Trade declined, and by the 1540s, John Leland recorded it as being “very bare and pore”, but it grew again in the Elizabethan period around the export of millstones.
Bawtry has a school called Bawtry Mayflower School named after the ship Mayflower, which took William Bradford, leader of the Pilgrims, to the Americas, settling the first Plymouth Colony. Bradford lived at Austerfield, close to Bawtry. In 2020 the United Kingdom, United States of America and Holland will commemorate and celebrate the 400th anniversary of the sailing of the Mayflower.
The White Hart on Swan Street is the oldest surviving pub in Bawtry dating back to 1689 – the older Swan Inn (also on Swan Street) is still intact, though converted to other uses.
South Parade is a terrace of Georgian houses, and the Market Hill and High Street contain other buildings of that period, interspersed with more recent developments.
The Courtyard in Bawtry is a modern development hosting a variety of shops and businesses.

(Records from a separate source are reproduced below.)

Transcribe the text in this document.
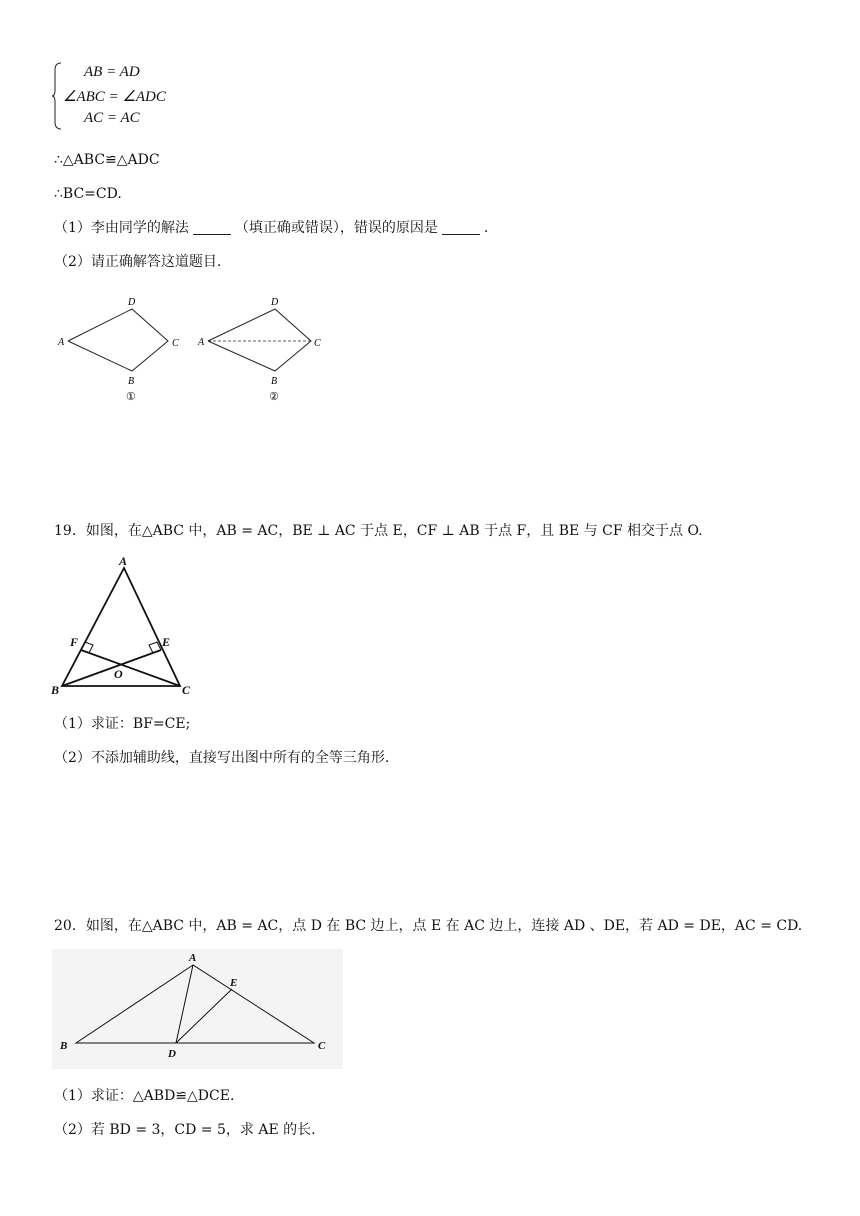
AB = AD
∠ABC = ∠ADC
AC = AC
∴△ABC≌△ADC
∴BC=CD.
（1）李由同学的解法	（填正确或错误），错误的原因是	.
（2）请正确解答这道题目.
D
A	C
B
①
D
A	C
B
②
19．如图，在△ABC 中，AB = AC，BE ⊥ AC 于点 E，CF ⊥ AB 于点 F，且 BE 与 CF 相交于点 O.
A
F	E
O
B	C
（1）求证：BF=CE;
（2）不添加辅助线，直接写出图中所有的全等三角形.
20．如图，在△ABC 中，AB = AC，点 D 在 BC 边上，点 E 在 AC 边上，连接 AD 、DE，若 AD = DE，AC = CD.
A
E
B
D
C
（1）求证：△ABD≌△DCE.
（2）若 BD = 3，CD = 5，求 AE 的长.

The entire development was designed by Graham Smith Design, who went on to win the “Green Apple Awards 2005” in recognition of the efforts to preserve and enhance the heritage of Bawtry.
Bawtry Hall, a Grade II listed former country house, sits within seven acres (three hectares) of formal and informal gardens. The building is a large redbrick house in two storey’s with attics which was erected around 1785 by Pemberton Milnes, a prosperous wool-merchant from Wakefield, Yorkshire. It descended in the Milnes family for several generations before being sold to Major George Peake, a well-known amateur pilot, in 1905.
During the Second World War the RAF took it over and it became an RAF command centre. RAF Bawtry did not have its own airfield but instead took advantage of RAF Bircotes, which was located literally next-door. Here the station based a number of communications aircraft. Bawtry Hall served the Royal Air Force from 1941–1984; first as HQ for No. 1 Group, Bomber Command during and after the Second World War, then as Strike Command HQ up to and including the later stages of the Cold War. The famous bombing of the airfield at Port Stanley by Vulcan bombers from RAF Waddington during the Falklands War was co-ordinated from the operations room at Bawtry Hall. RAF Bawtry became the centre of the RAF Meteorological Service for many years and ceased military operations in 1986. In June 1987 Bawtry Hall was purchased by The Welbeck Estate Group.During the Miners’ Strike in the mid-1980s, up to 17,000 Police were based at RAF Bawtry to provide a central Operations and co-ordination point on the South Yorkshire / Nottinghamshire border. Latterly the Hall was used by Action Partners Corporation as a conference and training venue until it was sold in 2014 to a private investor who has lots of exciting plans for both the building and its superb grounds and wants it to become an integral part of the Bawtry society.